EinsturzgefahrNazi-Stollen dicht

Der Galgenberg in Wernigerode: Unterhalb befinden sich Stollen aus dem Zweiten Weltkrieg. Wegen Einsturzgefahr werden sie mit Beton gefüllt.

Von Ivonne Sielaff 02.12.2015, 00:01

Wernigerode l Auf der Freifläche unterhalb des Galgenbergs stehen mehrere Baumaschinen und Betonmischer. Durch dicke Schläuche wird Beton gepumpt und in unterirdische Hohlräume gespritzt.

Was viele jüngere Wernigeröder nicht wissen: Unterhalb des Galgenbergs, einer kleinen Erhebung nördlich der Innenstadt, befindet sich ein Stollensystem. Zwangsarbeiter errichteten die Anlage während des Zweiten Weltkrieges – als Luftschutzbunker für die Bevölkerung sowie als unterirdische Produktionsstätte für die Rautalwerke, einem wichtigen Zulieferer der Rüstungsindustrie.

In den vergangenen Jahrzehnten hat sich der Galgenberg zum Wohngebiet für Wernigeröder entwickelt. Reihenhäuser wechseln sich dort mit Einfamilienhäusern und unbebauten Grundstücken ab. Sogar ein Kindergarten wurde am Fuße des Hügels eröffnet.

Doch der Zahn der Zeit nagt an der Stollenanlage. Bereits Ende der 1990er Jahre musste ein Teilstück mit Beton gefüllt werden. Mehrere Eingänge wurden verschlossen. Baumwurzeln waren durch die Stollendecke gewachsen. Es bestand Einsturzgefahr.

So wie jetzt wieder. Bei einer Kontrollbefahrung sind „Gefahren für Leben und Gesundheit“ festgestellt worden, informiert Thorsten Grützner von der Bundesanstalt für Immobilienaufgaben auf Nachfrage. Die Institution mit Sitz in Bonn wird tätig, sobald Menschen durch ehemalige Luftschutzanlagen aus dem Weltkrieg gefährdet sind.

Die durch Quergänge verzweigten Stollen liegen zwischen zwei und 30 Meter tief im Berg. Die Stollenanlage ist rund 730 Meter lang, die Gänge sind zwischen 2,50 und 6,80 Meter breit und zwischen 2,50 und 4 Meter hoch. Das Stollensystem sei inzwischen verwittert, ein Teil der Hohlräume mit Wasser gefüllt, so Grützner. Zudem befürchte der beauftragte Sachverständige sogenannte Tagesbrüche. Das heißt, ein Teil des Stollens bricht ein, und der Bruch dehnt sich bis zur Erdoberfläche aus.

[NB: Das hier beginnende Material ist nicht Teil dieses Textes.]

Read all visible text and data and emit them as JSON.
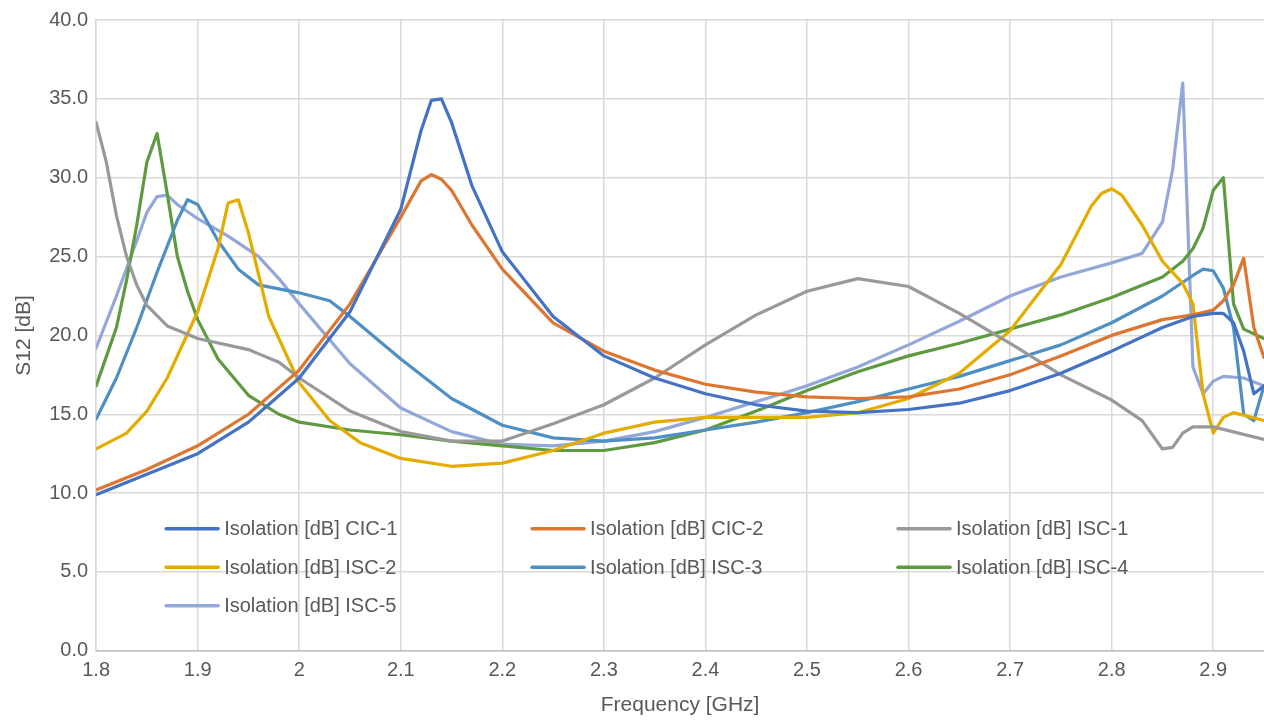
{
  "chart_data": {
    "type": "line",
    "xlabel": "Frequency [GHz]",
    "ylabel": "S12 [dB]",
    "xlim": [
      1.8,
      2.95
    ],
    "ylim": [
      0,
      40
    ],
    "xticks": [
      1.8,
      1.9,
      2,
      2.1,
      2.2,
      2.3,
      2.4,
      2.5,
      2.6,
      2.7,
      2.8,
      2.9
    ],
    "yticks": [
      {
        "value": 0,
        "label": "0.0"
      },
      {
        "value": 5,
        "label": "5.0"
      },
      {
        "value": 10,
        "label": "10.0"
      },
      {
        "value": 15,
        "label": "15.0"
      },
      {
        "value": 20,
        "label": "20.0"
      },
      {
        "value": 25,
        "label": "25.0"
      },
      {
        "value": 30,
        "label": "30.0"
      },
      {
        "value": 35,
        "label": "35.0"
      },
      {
        "value": 40,
        "label": "40.0"
      }
    ],
    "grid": true,
    "legend": "bottom",
    "marker": "none",
    "line_style": "solid",
    "series": [
      {
        "name": "Isolation [dB] CIC-1",
        "color": "#4472c4",
        "x": [
          1.8,
          1.85,
          1.9,
          1.95,
          2.0,
          2.05,
          2.1,
          2.12,
          2.13,
          2.14,
          2.15,
          2.17,
          2.2,
          2.25,
          2.3,
          2.35,
          2.4,
          2.45,
          2.5,
          2.55,
          2.6,
          2.65,
          2.7,
          2.75,
          2.8,
          2.85,
          2.88,
          2.9,
          2.91,
          2.92,
          2.93,
          2.94,
          2.95
        ],
        "values": [
          9.9,
          11.2,
          12.5,
          14.5,
          17.3,
          21.5,
          28,
          33,
          34.9,
          35,
          33.5,
          29.5,
          25.3,
          21.2,
          18.7,
          17.3,
          16.3,
          15.6,
          15.2,
          15.1,
          15.3,
          15.7,
          16.5,
          17.6,
          19,
          20.5,
          21.2,
          21.4,
          21.4,
          20.8,
          19,
          16.3,
          16.8
        ]
      },
      {
        "name": "Isolation [dB] CIC-2",
        "color": "#dd7631",
        "x": [
          1.8,
          1.85,
          1.9,
          1.95,
          2.0,
          2.05,
          2.1,
          2.12,
          2.13,
          2.14,
          2.15,
          2.17,
          2.2,
          2.25,
          2.3,
          2.35,
          2.4,
          2.45,
          2.5,
          2.55,
          2.6,
          2.65,
          2.7,
          2.75,
          2.8,
          2.85,
          2.88,
          2.9,
          2.91,
          2.92,
          2.93,
          2.94,
          2.95
        ],
        "values": [
          10.2,
          11.5,
          13,
          15,
          17.8,
          22,
          27.5,
          29.8,
          30.2,
          29.9,
          29.2,
          27,
          24.2,
          20.8,
          19,
          17.8,
          16.9,
          16.4,
          16.1,
          16,
          16.1,
          16.6,
          17.5,
          18.7,
          20,
          21,
          21.3,
          21.6,
          22.2,
          23.2,
          24.9,
          20.5,
          18.6
        ]
      },
      {
        "name": "Isolation [dB] ISC-1",
        "color": "#999999",
        "x": [
          1.8,
          1.81,
          1.82,
          1.83,
          1.84,
          1.85,
          1.87,
          1.9,
          1.95,
          1.98,
          2.0,
          2.05,
          2.1,
          2.15,
          2.2,
          2.25,
          2.3,
          2.35,
          2.4,
          2.45,
          2.5,
          2.55,
          2.6,
          2.65,
          2.7,
          2.75,
          2.8,
          2.83,
          2.85,
          2.86,
          2.87,
          2.88,
          2.9,
          2.95
        ],
        "values": [
          33.5,
          31,
          27.6,
          25,
          23.2,
          21.9,
          20.6,
          19.8,
          19.1,
          18.3,
          17.3,
          15.2,
          13.9,
          13.3,
          13.3,
          14.4,
          15.6,
          17.3,
          19.4,
          21.3,
          22.8,
          23.6,
          23.1,
          21.4,
          19.5,
          17.5,
          15.9,
          14.6,
          12.8,
          12.9,
          13.8,
          14.2,
          14.2,
          13.4
        ]
      },
      {
        "name": "Isolation [dB] ISC-2",
        "color": "#e5ac00",
        "x": [
          1.8,
          1.83,
          1.85,
          1.87,
          1.9,
          1.92,
          1.93,
          1.94,
          1.95,
          1.97,
          2.0,
          2.03,
          2.06,
          2.1,
          2.15,
          2.2,
          2.25,
          2.3,
          2.35,
          2.4,
          2.45,
          2.5,
          2.55,
          2.6,
          2.65,
          2.7,
          2.75,
          2.78,
          2.79,
          2.8,
          2.81,
          2.83,
          2.85,
          2.87,
          2.88,
          2.89,
          2.9,
          2.91,
          2.92,
          2.95
        ],
        "values": [
          12.8,
          13.8,
          15.2,
          17.3,
          21.5,
          25.5,
          28.4,
          28.6,
          26.5,
          21.2,
          17,
          14.6,
          13.2,
          12.2,
          11.7,
          11.9,
          12.7,
          13.8,
          14.5,
          14.8,
          14.8,
          14.8,
          15.1,
          16,
          17.6,
          20.3,
          24.5,
          28.2,
          29,
          29.3,
          28.9,
          27,
          24.7,
          23.3,
          22,
          16.3,
          13.8,
          14.8,
          15.1,
          14.6
        ]
      },
      {
        "name": "Isolation [dB] ISC-3",
        "color": "#4e8fc4",
        "x": [
          1.8,
          1.82,
          1.84,
          1.86,
          1.88,
          1.89,
          1.9,
          1.92,
          1.94,
          1.96,
          2.0,
          2.03,
          2.05,
          2.1,
          2.15,
          2.2,
          2.25,
          2.3,
          2.35,
          2.4,
          2.45,
          2.5,
          2.55,
          2.6,
          2.65,
          2.7,
          2.75,
          2.8,
          2.85,
          2.88,
          2.89,
          2.9,
          2.91,
          2.92,
          2.93,
          2.94,
          2.95
        ],
        "values": [
          14.7,
          17.3,
          20.5,
          24,
          27.3,
          28.6,
          28.3,
          26,
          24.2,
          23.2,
          22.7,
          22.2,
          21.2,
          18.5,
          16,
          14.3,
          13.5,
          13.3,
          13.5,
          14,
          14.5,
          15.1,
          15.8,
          16.6,
          17.4,
          18.4,
          19.4,
          20.8,
          22.5,
          23.8,
          24.2,
          24.1,
          23,
          20.5,
          15,
          14.6,
          16.8
        ]
      },
      {
        "name": "Isolation [dB] ISC-4",
        "color": "#5e9a3f",
        "x": [
          1.8,
          1.82,
          1.83,
          1.84,
          1.85,
          1.86,
          1.87,
          1.88,
          1.89,
          1.9,
          1.92,
          1.95,
          1.98,
          2.0,
          2.05,
          2.1,
          2.15,
          2.2,
          2.25,
          2.3,
          2.35,
          2.4,
          2.45,
          2.5,
          2.55,
          2.6,
          2.65,
          2.7,
          2.75,
          2.8,
          2.85,
          2.87,
          2.88,
          2.89,
          2.9,
          2.91,
          2.92,
          2.93,
          2.95
        ],
        "values": [
          16.8,
          20.5,
          23.5,
          27,
          31,
          32.8,
          29,
          25,
          22.8,
          21,
          18.5,
          16.2,
          15,
          14.5,
          14,
          13.7,
          13.3,
          13,
          12.7,
          12.7,
          13.2,
          14,
          15.2,
          16.5,
          17.7,
          18.7,
          19.5,
          20.4,
          21.3,
          22.4,
          23.7,
          24.7,
          25.5,
          26.8,
          29.2,
          30,
          22,
          20.4,
          19.8
        ]
      },
      {
        "name": "Isolation [dB] ISC-5",
        "color": "#93a8d8",
        "x": [
          1.8,
          1.82,
          1.84,
          1.85,
          1.86,
          1.87,
          1.88,
          1.9,
          1.93,
          1.96,
          1.98,
          2.0,
          2.05,
          2.1,
          2.15,
          2.2,
          2.25,
          2.3,
          2.35,
          2.4,
          2.45,
          2.5,
          2.55,
          2.6,
          2.65,
          2.7,
          2.75,
          2.8,
          2.83,
          2.85,
          2.86,
          2.87,
          2.88,
          2.89,
          2.9,
          2.91,
          2.93,
          2.95
        ],
        "values": [
          19.2,
          22.5,
          26,
          27.8,
          28.8,
          28.9,
          28.3,
          27.4,
          26.3,
          25,
          23.6,
          22,
          18.2,
          15.4,
          13.9,
          13.1,
          13,
          13.3,
          13.9,
          14.8,
          15.8,
          16.8,
          18,
          19.4,
          20.9,
          22.5,
          23.7,
          24.6,
          25.2,
          27.2,
          30.5,
          36,
          18,
          16.3,
          17.1,
          17.4,
          17.3,
          16.8
        ]
      }
    ]
  }
}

Oben entsteht dann ein Riss oder ein Einsturztrichter.

„Der Sachverständige hat empfohlen, diese Risiken durch eine Verfüllung der Anlage zu beseitigen“, so der Sprecher der Bundesanstalt.

Die betroffenen Grundstückseigentümer in Wernigerode seien über die Risiken und die geplante Gefahrenbeseitigung informiert worden. Sie hätten der Verfüllung zugestimmt, informiert Thorsten Grützner. Insgesamt gut 7500 Kubikmeter Beton sollen in den Stollen gepumpt werden.

Keine leichte Aufgabe für die Bauleute. Im Stollen herrscht Sauerstoffmangel, es ist dunkel, das Gestein ist lose. Die Arbeiten, die von der Landesbauverwaltung überwacht werden, sollen Anfang 2016 abgeschlossen werden. Danach soll auch der letzte noch zugängliche Stolleneingang in Wernigerode für immer verschlossen werden.